Foreign Affairs Minister Dr. Karen Cummings, addressing a special sitting of the Permanent Council of the Organisation of American States (OAS) on the Guyana elections, said that President David Granger has on numerous occasions given an undertaking that he would abide by the decision of the Guyana Elections Commission (GECOM) regarding the polls.
“Guyana is a democratic nation and intends to remain so. Further there is no breakdown in law and order in Guyana. Guyana continues to remain a peaceful, law abiding state and throughout this lengthy process, which has been guided by several constitutional provisions, the people of Guyana have remained patient, calm and peaceful.
‘The international community should therefore also be patient and not seek to influence unduly the constitutional and legal processes which are currently ongoing in Guyana,’ Cummings told the OAS meeting.
She said that GECOM cannot announce any winner of the elections “until the litigation process is completed.
‘This delegation wishes to reiterate and as recognised by the OAS Observer Mission and other international observers that the general and regional elections on March 2, 2020 were free, fair and orderly and conducted according to the laws of Guyana”.
But she said after the voting had taken place “there were developments regarding our electoral process which caused an extensive delay in an official declaration of the results”.
She said despite the delay, there is evidence that “Guyana remains governed by the rule of law with full respect for the separation of powers and the independence of the judiciary”.
She said that the completion of the electoral process rests ‘solely in the hands’ of GECOM and that Granger “has stated publicly on numerous occasions that he would abide by any declarations that the GECOM chairperson makes in keeping with the laws of Guyana.
“To date the chairperson of GECOM has not made a declaration on these elections,” she said reiterating the position adopted by Granger on the matter.
In his report to the OAS Permanent Council, Golding, who headed the OAS Observer mission to the elections gave what OAS Secretary General Luis Almagro described as “very professional report outlined the various stages taken to ensure the process was free, fair and transparent and all but indicated that the election was won by the main opposition People’s Progressive Party/ Civic (PPP/C) over the ruling coalition, a Partnership for National Unity (APNU).
He praised the Guyana population for waiting the outcome of the “process that was well conducted on election day” despite to railroad to declare the eventual winner.
“There must wholeheartedly be commended for this.
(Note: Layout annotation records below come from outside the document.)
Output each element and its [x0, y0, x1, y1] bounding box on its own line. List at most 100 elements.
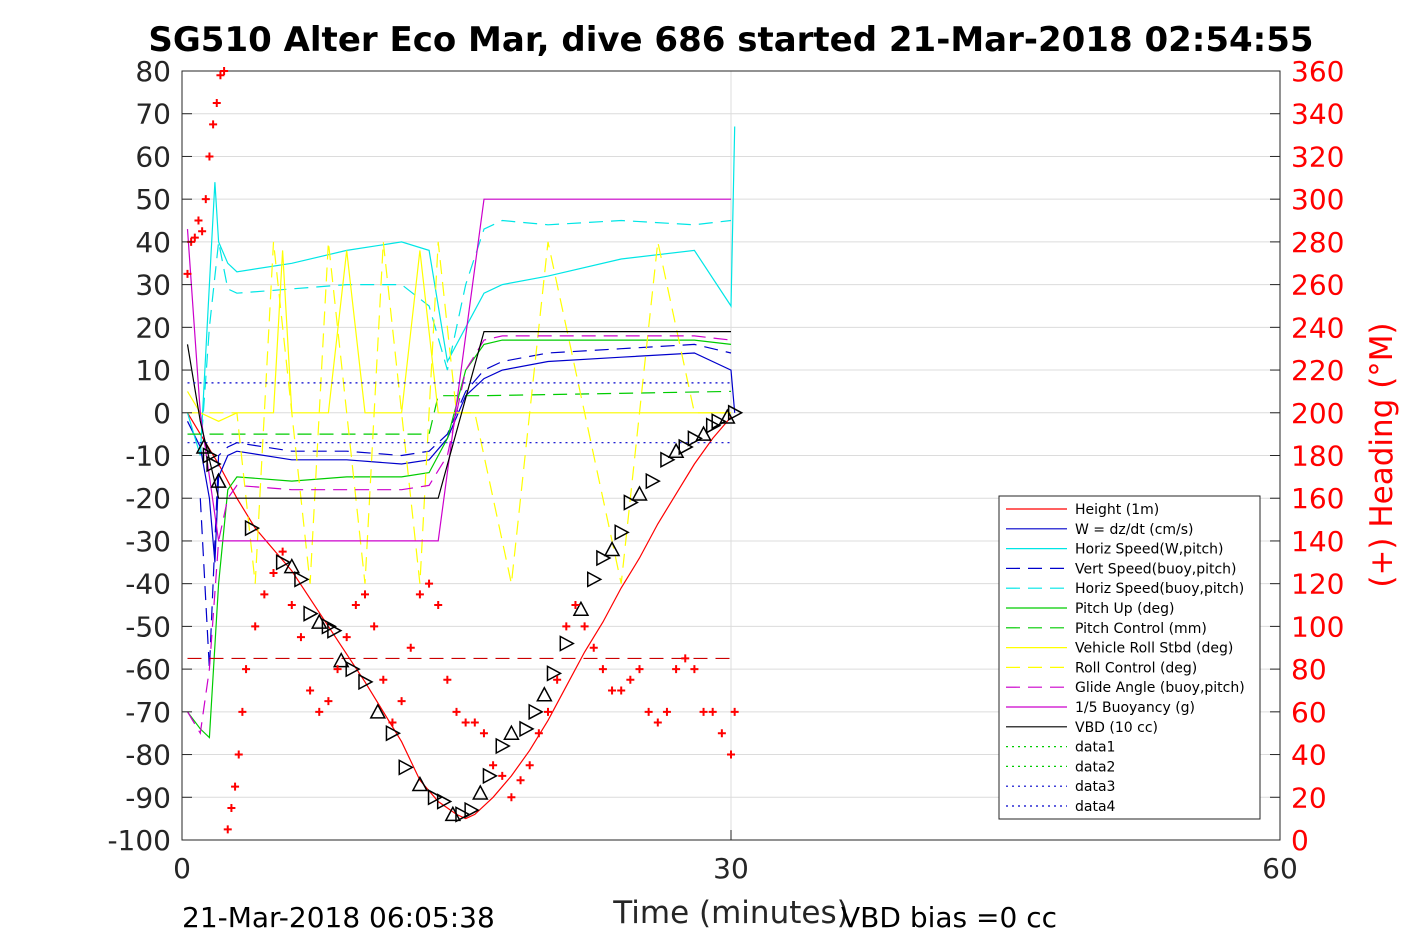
footer-right: VBD bias =0 cc	[841, 901, 1057, 934]
heading-point	[269, 568, 278, 577]
vbd-marker	[436, 793, 453, 810]
series-line-3	[199, 343, 732, 670]
heading-point	[617, 686, 626, 695]
series-line-5	[187, 339, 732, 739]
vbd-marker	[519, 720, 535, 738]
legend-label: data1	[1075, 740, 1115, 756]
x-axis-ticks: 0 30 60	[173, 830, 1298, 885]
y2-tick-label: 220	[1291, 354, 1344, 387]
legend-label: Pitch Control (mm)	[1075, 621, 1207, 637]
legend-label: VBD (10 cc)	[1075, 720, 1158, 736]
heading-point	[415, 590, 424, 599]
heading-point	[242, 665, 251, 674]
y-tick-label: -80	[125, 739, 171, 772]
heading-point	[324, 697, 333, 706]
heading-point	[544, 707, 552, 716]
legend-label: Pitch Up (deg)	[1075, 601, 1174, 617]
y2-tick-label: 120	[1291, 568, 1344, 601]
legend-label: Glide Angle (buoy,pitch)	[1075, 680, 1245, 696]
heading-point	[534, 729, 543, 738]
heading-point	[653, 718, 662, 727]
heading-point	[251, 622, 260, 631]
heading-point	[220, 67, 229, 75]
heading-point	[278, 547, 287, 556]
legend-label: Roll Control (deg)	[1075, 660, 1197, 676]
x-tick-label: 60	[1262, 852, 1298, 885]
heading-point	[727, 750, 735, 759]
series-line-11	[186, 331, 731, 499]
heading-point	[699, 707, 708, 716]
vbd-marker	[687, 430, 703, 447]
y-tick-label: 70	[135, 98, 171, 131]
heading-point	[351, 601, 360, 610]
series-line-1	[186, 352, 736, 563]
heading-point	[507, 793, 516, 802]
vbd-marker	[695, 425, 712, 441]
vbd-marker	[327, 622, 343, 639]
vbd-marker	[614, 524, 630, 541]
heading-point	[342, 633, 351, 642]
y-tick-label: 0	[153, 397, 171, 430]
heading-point	[690, 665, 699, 674]
heading-point	[183, 269, 192, 278]
vbd-marker	[495, 737, 511, 755]
y2-tick-label: 20	[1291, 781, 1327, 814]
y-tick-label: 60	[135, 140, 171, 173]
legend-label: data4	[1075, 799, 1116, 815]
y2-tick-label: 60	[1291, 696, 1327, 729]
heading-point	[234, 750, 243, 759]
heading-point	[525, 761, 534, 770]
vbd-marker	[444, 805, 462, 822]
y2-tick-label: 340	[1291, 98, 1344, 131]
series-line-2	[186, 126, 736, 456]
heading-point	[461, 718, 470, 727]
y-tick-label: 10	[135, 354, 171, 387]
heading-point	[201, 195, 210, 204]
vbd-marker	[587, 571, 603, 588]
y-tick-label: 50	[135, 183, 171, 216]
heading-point	[370, 622, 379, 631]
heading-point	[644, 707, 653, 716]
y2-tick-label: 260	[1291, 269, 1344, 302]
heading-point	[681, 654, 690, 663]
legend-label: 1/5 Buoyancy (g)	[1075, 700, 1195, 716]
vbd-marker	[294, 571, 310, 588]
vbd-marker	[472, 784, 489, 800]
vbd-marker	[206, 455, 222, 473]
heading-point	[589, 643, 598, 652]
heading-point	[361, 590, 369, 599]
y2-tick-label: 280	[1291, 226, 1344, 259]
heading-point	[717, 729, 726, 738]
heading-point	[434, 601, 443, 610]
heading-point	[571, 601, 580, 610]
vbd-marker	[711, 413, 727, 430]
vbd-marker	[283, 557, 301, 574]
series-line-4	[199, 219, 732, 456]
heading-point	[287, 601, 296, 610]
y2-tick-label: 200	[1291, 397, 1344, 430]
heading-point	[598, 665, 607, 674]
y-tick-label: -70	[125, 696, 171, 729]
legend-label: Horiz Speed(buoy,pitch)	[1075, 581, 1244, 597]
vbd-marker	[660, 451, 676, 469]
heading-point	[333, 665, 342, 674]
series-line-0	[186, 412, 732, 820]
vbd-marker	[244, 519, 261, 537]
y2-tick-label: 300	[1291, 183, 1344, 216]
vbd-marker	[358, 673, 374, 691]
vbd-marker	[727, 404, 744, 422]
y2-tick-label: 320	[1291, 140, 1344, 173]
vbd-marker	[705, 417, 722, 434]
vbd-marker	[482, 767, 499, 785]
series-line-9	[186, 335, 732, 735]
legend-label: Vehicle Roll Stbd (deg)	[1075, 641, 1233, 657]
y-tick-label: -50	[125, 610, 171, 643]
y2-tick-label: 180	[1291, 440, 1344, 473]
heading-point	[209, 120, 218, 129]
heading-point	[223, 825, 232, 834]
vbd-marker	[546, 665, 563, 682]
vbd-marker	[321, 618, 337, 635]
x-tick-label: 0	[173, 852, 191, 885]
y-tick-label: -30	[125, 525, 171, 558]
They deserve a peaceful transition of government based on the majority vote reflected in the recount and in support of democracy and the rule of law.
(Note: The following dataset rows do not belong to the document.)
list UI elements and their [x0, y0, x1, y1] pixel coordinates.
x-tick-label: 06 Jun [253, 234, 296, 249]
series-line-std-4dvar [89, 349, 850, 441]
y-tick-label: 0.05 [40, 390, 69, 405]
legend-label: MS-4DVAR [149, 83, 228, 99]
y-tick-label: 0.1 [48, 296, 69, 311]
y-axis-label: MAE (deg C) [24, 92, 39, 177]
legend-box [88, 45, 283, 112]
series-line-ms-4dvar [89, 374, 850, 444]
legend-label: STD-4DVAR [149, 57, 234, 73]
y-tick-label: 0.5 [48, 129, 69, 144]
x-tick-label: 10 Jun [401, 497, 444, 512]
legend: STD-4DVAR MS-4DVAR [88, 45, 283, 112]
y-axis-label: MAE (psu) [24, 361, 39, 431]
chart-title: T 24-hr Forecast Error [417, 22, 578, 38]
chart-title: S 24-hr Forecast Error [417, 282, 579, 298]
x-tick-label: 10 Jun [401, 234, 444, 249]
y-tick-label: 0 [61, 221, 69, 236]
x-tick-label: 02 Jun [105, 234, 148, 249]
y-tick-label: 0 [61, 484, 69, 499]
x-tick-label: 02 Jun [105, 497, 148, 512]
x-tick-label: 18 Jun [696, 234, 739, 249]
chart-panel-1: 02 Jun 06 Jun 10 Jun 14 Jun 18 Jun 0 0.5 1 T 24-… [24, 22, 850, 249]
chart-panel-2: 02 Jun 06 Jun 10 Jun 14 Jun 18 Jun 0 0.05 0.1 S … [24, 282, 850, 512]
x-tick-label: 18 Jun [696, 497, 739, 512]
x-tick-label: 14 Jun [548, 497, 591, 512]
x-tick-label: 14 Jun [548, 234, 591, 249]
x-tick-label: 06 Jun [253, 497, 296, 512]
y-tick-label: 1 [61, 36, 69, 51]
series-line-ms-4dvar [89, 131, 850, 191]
“A litmus test of any democracy is the peaceful and orderly transfer of power if that is so ordained by the express will of the people. Sadly Guyana has failed that test,” Golding said, adding “the people of Guyana are not to be blamed , they expressed their will in a commendable peaceful and orderly manner on March 2, but the pernicious action of a few have reeked considerable damage to Guyana’s image and reputation”.
He said that even if this “debacle is soon and satisfactorily resolved it would perhaps take a generation and significant institutional reform for that damage to be fully repaired.
‘The people of Guyana did not deserve this,” said the 72-year-old Golding, who served as prime minister of Jamaica from September 2007 to October 2011.
But Guyana’s Attorney General, Senior Counsel, Basil Williams, who like Cummings said they had taken note of both Golding and Almagro’s statements, said “the picture of doom and gloom” painted in Guyana was not the reality.
“Certainly it is not one if you are on the ground here that you would believe that type of chaotic situation exists.
“We have had a long tradition going from Roman Dutch law and the English Common law …of a fine judicial system that Mr. Golding himself could attest to in Guyana and I believe that it is a very great characteristic that the Guyanese people are litigious and they would not go and…raid police stations and shoot them up or indulge in any other violent acts, but they will of course seek recourse in our courts.
“That is very laudable in all what that is happening, the Guyanese people have remained calm…because they know of a system of law that they could have recourse to and there are winners and losers in the system and so we just have to abide by the outcome of the judicial process,’ Williams said.
Almagro told the Council that there have been many “attempts to legally block the results” of the elections and that “Guyana has remained hostage to electoral officials”.
He reiterated that there had been agreement by all stakeholders regarding the need for the recount to be undertaken in the presence of the CARICOM Observer team and that it was conducted in a “professional and transparent manner..
“We need to accept the results,” he said, urging that the transition should be “peaceful”
The OAS Secretary-General, who had requested the special meeting of the Permanent Council said there was need to decrease the “political tensions in the country” and that government and all stakeholders should work together to strengthen democracy.
He said the coronavirus (COVID-19) pandemic has also made it imperative for Guyana to settle down with a duly elected government and deal with the situation.